Die hessische rot-grüne Landesregierung gab eine Halbzeitbilanz. Neue politische Ansätzen fehlen. Harmonie pur wurde zelebriert. Grüne mobben ihre Querdenker weg  ■ Von Klaus-Peter Klingelschmitt

Es würde in Deutschland keine andere Landesregierung geben, die so ausgezeichnet funktioniere wie die in Hessen, sagte Ministerpräsident Hans Eichel (SPD) vergangene Woche beim Plausch mit Journalisten.
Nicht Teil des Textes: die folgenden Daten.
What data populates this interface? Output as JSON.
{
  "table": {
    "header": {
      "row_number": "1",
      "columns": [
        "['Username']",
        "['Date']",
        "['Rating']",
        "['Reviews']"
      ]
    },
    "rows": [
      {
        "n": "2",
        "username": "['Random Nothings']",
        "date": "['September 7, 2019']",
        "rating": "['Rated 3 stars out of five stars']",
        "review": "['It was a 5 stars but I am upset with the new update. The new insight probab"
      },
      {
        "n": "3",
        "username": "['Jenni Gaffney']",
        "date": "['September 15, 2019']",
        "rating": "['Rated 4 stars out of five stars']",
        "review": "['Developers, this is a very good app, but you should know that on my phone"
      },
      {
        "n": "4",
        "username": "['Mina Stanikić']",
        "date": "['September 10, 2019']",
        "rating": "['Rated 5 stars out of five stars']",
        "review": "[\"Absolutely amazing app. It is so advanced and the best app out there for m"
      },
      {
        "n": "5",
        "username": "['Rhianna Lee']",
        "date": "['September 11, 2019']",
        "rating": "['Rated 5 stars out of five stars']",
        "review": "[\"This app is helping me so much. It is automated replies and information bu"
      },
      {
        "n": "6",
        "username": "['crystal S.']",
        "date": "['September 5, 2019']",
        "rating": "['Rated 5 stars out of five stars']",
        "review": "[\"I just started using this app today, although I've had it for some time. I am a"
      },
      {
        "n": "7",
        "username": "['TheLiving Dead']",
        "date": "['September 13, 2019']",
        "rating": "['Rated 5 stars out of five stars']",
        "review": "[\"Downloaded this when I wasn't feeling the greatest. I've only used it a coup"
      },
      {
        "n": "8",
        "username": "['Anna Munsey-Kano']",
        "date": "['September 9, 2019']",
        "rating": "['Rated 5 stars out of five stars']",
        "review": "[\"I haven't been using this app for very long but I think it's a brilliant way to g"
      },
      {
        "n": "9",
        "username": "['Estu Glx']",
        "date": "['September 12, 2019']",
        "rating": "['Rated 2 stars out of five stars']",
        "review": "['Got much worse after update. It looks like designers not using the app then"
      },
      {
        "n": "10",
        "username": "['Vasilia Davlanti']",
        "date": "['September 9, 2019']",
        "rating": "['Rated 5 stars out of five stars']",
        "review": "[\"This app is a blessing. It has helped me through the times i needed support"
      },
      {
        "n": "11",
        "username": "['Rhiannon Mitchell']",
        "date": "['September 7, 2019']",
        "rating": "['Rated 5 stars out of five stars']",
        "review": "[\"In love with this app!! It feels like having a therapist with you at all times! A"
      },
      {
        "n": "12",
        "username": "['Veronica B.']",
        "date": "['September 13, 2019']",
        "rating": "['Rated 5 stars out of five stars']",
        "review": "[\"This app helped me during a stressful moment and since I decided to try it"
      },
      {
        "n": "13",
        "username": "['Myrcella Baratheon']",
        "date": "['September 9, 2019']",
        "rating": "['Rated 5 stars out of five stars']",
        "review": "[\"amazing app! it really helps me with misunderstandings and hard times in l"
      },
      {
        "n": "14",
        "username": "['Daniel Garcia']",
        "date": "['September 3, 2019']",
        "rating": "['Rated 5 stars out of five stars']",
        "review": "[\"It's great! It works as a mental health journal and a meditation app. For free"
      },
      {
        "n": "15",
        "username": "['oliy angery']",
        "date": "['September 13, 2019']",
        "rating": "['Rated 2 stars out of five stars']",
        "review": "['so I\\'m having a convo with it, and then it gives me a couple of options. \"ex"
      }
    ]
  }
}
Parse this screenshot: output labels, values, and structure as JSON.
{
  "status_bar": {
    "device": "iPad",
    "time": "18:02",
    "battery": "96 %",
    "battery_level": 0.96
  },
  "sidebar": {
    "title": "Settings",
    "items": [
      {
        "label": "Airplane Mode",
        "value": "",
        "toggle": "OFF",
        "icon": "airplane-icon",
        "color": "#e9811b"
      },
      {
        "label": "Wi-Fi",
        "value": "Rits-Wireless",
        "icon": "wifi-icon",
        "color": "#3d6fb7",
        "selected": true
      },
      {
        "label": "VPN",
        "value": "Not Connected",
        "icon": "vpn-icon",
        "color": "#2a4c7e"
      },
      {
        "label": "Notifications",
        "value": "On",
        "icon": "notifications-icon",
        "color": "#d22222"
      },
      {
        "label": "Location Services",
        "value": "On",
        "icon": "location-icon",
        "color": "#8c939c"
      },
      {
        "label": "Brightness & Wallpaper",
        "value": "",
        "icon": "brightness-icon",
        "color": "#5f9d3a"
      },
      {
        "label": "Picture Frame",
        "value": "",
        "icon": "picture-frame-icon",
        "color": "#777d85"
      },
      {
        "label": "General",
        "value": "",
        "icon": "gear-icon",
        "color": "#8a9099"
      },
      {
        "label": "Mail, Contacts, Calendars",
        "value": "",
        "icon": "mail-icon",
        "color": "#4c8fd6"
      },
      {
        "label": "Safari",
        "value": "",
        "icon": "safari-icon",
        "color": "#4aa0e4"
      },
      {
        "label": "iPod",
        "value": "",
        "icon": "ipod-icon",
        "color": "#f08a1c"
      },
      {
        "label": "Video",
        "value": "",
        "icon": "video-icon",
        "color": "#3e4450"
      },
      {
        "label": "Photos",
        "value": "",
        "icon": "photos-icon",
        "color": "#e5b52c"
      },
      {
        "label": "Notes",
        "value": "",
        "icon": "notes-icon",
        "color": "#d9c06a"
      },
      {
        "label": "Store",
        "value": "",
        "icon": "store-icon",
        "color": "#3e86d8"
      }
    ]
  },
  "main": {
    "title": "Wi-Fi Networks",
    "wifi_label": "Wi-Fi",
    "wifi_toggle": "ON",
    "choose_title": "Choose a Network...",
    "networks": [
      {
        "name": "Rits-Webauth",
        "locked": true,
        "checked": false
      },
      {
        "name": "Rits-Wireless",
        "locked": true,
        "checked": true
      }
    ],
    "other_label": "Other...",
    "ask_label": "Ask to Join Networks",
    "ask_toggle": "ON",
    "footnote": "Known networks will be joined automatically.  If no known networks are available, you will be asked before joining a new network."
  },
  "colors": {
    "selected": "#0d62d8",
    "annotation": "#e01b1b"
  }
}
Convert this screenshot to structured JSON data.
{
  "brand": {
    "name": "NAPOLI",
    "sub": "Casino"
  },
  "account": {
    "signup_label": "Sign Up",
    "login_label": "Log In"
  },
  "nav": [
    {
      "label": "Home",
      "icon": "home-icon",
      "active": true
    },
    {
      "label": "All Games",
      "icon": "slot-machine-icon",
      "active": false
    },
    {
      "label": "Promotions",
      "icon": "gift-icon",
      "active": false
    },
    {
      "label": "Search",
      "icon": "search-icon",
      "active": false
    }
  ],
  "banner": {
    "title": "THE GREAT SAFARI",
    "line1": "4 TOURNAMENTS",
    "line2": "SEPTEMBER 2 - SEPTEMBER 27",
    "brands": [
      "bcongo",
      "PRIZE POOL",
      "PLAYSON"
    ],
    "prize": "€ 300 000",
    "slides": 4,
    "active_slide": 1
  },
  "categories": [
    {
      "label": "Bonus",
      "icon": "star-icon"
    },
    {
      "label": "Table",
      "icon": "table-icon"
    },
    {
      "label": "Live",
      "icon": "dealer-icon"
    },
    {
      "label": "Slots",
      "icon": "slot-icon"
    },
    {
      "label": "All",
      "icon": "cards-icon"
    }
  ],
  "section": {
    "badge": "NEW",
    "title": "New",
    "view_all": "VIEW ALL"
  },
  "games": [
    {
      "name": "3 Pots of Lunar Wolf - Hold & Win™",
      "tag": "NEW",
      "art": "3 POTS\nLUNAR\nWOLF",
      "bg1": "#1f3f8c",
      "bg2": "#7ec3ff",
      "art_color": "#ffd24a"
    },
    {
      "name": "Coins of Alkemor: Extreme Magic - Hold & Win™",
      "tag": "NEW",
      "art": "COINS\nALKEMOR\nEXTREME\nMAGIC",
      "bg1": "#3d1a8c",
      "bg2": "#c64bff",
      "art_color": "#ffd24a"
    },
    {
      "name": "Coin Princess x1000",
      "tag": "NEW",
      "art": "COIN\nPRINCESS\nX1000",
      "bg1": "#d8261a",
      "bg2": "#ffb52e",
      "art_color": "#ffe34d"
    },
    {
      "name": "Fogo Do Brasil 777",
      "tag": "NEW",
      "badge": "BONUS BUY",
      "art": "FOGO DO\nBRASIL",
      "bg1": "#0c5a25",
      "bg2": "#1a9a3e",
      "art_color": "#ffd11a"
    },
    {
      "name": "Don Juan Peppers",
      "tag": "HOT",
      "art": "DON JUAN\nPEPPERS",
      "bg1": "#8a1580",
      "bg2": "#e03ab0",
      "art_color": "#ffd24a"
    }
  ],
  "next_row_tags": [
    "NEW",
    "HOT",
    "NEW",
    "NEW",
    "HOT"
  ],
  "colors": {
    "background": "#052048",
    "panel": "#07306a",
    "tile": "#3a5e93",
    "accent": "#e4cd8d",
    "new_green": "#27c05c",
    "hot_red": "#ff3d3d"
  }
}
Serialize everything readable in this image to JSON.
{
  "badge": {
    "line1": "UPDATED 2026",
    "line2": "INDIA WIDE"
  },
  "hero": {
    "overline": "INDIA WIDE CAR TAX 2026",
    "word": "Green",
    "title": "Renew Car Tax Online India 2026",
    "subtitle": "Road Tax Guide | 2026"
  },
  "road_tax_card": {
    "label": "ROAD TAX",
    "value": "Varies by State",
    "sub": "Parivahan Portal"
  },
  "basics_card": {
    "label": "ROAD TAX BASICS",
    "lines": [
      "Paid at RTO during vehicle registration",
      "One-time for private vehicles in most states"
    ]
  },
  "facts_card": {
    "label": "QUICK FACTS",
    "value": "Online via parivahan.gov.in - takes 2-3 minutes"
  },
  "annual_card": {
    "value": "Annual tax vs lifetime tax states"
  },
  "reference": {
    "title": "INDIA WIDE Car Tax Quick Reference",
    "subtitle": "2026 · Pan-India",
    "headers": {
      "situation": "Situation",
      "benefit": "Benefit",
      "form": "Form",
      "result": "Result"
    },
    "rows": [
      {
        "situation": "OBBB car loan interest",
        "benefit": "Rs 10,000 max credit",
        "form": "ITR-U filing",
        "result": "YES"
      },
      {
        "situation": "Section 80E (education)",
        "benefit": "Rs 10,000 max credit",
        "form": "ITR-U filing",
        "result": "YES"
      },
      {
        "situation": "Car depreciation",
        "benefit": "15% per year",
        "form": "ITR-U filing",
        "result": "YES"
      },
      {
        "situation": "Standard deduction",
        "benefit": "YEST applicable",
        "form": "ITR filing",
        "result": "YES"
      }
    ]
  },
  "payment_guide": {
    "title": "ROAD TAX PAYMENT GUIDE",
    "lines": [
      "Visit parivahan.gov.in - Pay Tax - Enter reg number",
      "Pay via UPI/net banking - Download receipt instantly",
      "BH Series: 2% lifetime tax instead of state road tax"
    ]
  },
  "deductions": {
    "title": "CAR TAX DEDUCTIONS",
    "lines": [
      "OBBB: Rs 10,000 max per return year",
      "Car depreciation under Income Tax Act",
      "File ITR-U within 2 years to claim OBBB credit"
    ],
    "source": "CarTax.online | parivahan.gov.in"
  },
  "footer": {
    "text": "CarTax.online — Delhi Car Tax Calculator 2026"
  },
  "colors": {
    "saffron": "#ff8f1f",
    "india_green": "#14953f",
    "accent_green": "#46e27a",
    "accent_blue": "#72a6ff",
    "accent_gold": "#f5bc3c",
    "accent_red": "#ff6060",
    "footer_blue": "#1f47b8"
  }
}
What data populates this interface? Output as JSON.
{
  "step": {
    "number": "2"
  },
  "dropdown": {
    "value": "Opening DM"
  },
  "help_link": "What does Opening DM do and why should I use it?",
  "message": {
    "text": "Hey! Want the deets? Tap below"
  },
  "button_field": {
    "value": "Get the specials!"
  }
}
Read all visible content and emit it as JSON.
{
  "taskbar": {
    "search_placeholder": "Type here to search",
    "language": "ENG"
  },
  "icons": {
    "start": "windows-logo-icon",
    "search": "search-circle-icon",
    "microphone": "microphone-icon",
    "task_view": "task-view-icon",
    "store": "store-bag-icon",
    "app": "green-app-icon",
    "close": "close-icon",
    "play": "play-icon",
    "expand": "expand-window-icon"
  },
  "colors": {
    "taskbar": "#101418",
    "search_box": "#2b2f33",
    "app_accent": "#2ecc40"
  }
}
Und Rupert von Plottnitz (Bündnisgrüne), Minister für Justiz und für Europaangelegenheiten, lobte seinerseits die SPD, weil sie in der für die Grünen so wichtigen Atompolitik seit 1991 mit dem kleinen Koalitionspartner an einem Strang ziehe in der „Ausstiegspolitik gegen Bonn“.

Es scheint alles im Lot zwischen SPD und Bündnisgrünen zur Halbzeit der zweiten Legislaturperiode in Hessen. Sollten tatsächlich einmal Gewitterwolken aufziehen, wie etwa bei den prognostizierten Auseinandersetzungen in der Koalition um die bevorstehende Abschiebung von Kriegsflüchtlingen aus Bosnien oder um die Zukunft der Gentechnologie, werde man diese Konflikte „solidarisch lösen“ (Eichel) und „auf keinen Fall die Koalition gefährden“ (von Plottnitz).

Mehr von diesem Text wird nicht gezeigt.